|The distinctive Bangour Village Hospital site, 1970s|
From 1915-1922 and 1939-1945, the Hospital was taken over by the War Office for use by military patients. During this period, it is common in the records to see asylum patients being moved in groups from the Hospital to other asylums, and then returned after the wars. During the Second World War, an annexe of huts was built to house more military patients, which remained open to civilians after 1945, as Bangour General Hospital.
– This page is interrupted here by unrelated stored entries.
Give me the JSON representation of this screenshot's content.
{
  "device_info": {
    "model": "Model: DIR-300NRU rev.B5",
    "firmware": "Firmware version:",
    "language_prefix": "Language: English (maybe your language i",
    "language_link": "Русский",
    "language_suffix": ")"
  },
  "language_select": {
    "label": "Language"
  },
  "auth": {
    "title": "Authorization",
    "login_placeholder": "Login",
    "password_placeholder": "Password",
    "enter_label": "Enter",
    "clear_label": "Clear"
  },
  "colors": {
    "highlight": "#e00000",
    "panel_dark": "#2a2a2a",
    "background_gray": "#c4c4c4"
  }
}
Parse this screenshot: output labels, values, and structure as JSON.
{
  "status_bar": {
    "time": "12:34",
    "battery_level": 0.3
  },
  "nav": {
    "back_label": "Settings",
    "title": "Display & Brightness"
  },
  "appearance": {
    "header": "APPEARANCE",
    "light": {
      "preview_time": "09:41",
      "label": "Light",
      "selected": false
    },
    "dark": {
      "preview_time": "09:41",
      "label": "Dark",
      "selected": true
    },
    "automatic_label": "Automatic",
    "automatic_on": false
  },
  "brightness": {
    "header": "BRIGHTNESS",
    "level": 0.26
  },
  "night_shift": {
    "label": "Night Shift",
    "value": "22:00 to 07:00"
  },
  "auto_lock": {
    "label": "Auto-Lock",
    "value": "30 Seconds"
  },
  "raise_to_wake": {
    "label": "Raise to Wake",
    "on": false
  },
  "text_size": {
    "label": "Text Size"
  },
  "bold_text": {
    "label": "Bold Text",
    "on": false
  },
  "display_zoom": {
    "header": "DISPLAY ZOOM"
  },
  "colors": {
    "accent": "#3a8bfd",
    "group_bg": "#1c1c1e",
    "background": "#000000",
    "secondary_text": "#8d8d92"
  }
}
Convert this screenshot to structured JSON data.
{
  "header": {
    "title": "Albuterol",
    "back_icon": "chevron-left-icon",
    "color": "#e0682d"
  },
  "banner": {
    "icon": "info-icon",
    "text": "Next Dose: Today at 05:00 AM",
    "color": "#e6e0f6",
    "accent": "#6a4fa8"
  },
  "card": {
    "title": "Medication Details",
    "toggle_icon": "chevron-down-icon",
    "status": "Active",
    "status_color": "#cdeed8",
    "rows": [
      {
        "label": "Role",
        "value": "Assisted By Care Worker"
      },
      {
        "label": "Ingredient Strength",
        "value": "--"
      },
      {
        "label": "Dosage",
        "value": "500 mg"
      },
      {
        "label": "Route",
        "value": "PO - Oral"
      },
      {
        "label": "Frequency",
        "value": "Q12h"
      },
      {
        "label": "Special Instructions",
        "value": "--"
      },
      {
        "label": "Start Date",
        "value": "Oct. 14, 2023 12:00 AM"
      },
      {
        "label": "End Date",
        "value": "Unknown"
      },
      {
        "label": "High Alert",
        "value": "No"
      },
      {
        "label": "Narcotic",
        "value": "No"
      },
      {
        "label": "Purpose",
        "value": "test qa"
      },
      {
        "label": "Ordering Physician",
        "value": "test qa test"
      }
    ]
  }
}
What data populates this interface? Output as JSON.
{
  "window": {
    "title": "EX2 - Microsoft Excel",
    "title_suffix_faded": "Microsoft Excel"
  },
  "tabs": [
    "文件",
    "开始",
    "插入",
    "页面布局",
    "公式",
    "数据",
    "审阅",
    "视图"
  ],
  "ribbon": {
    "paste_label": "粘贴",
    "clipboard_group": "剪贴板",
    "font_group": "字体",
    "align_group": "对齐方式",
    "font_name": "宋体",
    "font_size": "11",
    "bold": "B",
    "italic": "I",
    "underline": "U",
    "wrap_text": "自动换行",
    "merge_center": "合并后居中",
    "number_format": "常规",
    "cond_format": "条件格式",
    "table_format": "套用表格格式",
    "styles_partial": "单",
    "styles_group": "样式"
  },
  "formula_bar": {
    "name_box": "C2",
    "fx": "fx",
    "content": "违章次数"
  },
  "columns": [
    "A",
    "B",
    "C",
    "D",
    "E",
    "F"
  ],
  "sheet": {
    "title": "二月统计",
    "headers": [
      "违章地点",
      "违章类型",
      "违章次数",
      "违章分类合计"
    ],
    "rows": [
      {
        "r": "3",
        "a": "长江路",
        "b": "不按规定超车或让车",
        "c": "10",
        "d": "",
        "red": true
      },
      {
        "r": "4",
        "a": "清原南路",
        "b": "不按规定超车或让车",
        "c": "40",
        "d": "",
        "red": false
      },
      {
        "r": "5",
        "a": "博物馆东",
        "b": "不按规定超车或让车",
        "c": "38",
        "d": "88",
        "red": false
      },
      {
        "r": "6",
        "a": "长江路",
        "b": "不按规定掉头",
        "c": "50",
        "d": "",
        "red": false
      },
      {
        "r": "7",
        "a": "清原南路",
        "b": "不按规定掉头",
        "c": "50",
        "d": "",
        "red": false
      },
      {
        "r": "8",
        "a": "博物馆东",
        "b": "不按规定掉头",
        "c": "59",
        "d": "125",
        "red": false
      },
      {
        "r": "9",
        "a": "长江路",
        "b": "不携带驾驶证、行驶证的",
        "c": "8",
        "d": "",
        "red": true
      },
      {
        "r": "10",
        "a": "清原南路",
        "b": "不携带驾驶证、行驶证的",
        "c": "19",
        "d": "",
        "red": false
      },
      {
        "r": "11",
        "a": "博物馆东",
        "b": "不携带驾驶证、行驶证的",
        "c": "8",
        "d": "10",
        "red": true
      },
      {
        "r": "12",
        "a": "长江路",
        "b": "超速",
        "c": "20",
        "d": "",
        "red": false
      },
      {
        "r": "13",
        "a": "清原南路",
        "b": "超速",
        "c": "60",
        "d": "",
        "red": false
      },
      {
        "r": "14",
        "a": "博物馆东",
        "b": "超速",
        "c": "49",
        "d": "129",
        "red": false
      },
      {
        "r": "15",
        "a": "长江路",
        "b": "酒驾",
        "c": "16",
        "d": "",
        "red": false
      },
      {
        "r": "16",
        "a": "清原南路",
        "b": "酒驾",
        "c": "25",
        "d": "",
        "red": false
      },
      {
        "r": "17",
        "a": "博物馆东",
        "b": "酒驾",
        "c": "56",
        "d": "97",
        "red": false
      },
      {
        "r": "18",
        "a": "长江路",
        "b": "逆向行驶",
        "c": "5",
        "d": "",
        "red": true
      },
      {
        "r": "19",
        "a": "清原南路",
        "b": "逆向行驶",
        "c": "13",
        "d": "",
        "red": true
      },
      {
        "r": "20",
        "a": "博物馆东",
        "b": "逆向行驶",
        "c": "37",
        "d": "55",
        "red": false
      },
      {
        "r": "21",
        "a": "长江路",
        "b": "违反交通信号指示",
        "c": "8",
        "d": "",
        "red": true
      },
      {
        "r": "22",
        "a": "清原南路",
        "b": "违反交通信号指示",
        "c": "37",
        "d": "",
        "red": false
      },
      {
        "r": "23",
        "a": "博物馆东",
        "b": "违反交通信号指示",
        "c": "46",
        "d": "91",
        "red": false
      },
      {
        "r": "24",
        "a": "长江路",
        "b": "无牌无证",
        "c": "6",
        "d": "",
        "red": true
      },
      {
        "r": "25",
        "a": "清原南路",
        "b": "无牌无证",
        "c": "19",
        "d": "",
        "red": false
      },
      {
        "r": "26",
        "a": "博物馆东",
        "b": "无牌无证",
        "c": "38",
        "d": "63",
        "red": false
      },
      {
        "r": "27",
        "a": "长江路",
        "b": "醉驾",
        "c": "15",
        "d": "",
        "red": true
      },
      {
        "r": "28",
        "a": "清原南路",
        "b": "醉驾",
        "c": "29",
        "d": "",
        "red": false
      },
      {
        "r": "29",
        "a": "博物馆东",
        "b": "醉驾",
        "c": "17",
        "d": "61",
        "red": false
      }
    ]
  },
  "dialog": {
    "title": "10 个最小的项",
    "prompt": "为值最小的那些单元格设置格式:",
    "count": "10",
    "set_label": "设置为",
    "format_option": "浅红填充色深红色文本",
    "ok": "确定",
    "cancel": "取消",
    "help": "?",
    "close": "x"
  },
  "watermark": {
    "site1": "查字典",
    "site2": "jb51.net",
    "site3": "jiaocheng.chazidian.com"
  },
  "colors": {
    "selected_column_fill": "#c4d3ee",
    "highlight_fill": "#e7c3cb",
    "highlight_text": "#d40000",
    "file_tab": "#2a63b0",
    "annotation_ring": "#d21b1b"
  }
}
Norman Dott carried out some of his pioneering neurosurgery work from here and his case note records are now being catalogued at LHSA, as reported in previous blogs. Other areas of specialist treatment developed at the General Hospital included tuberculosis, plastic and facio-maxillary surgery and thoracic surgery.In 1948 under the organisation of the NHS, the Bangour hospitals came under the West Lothian Hospitals Board of Management and from the 1950s, the Village Hospital took in patients from the West Lothian area as well as from Edinburgh.
In 1989, St John’s Hospital opened in Livingston and services began to be transferred there from Bangour General Hospital, with the latter closing in the early 1990s. The practice of institutionalising psychiatric patients declined rapidly in the late 20th century and Bangour Village Hospital finally closed in 2000. The site is still yet to be redeveloped and many of the buildings remain, albeit in a dilapidated condition. LHSA contains many records and photographs of staff and patients at the hospitals, catalogued under LHB40 and LHB44, preserving their memory.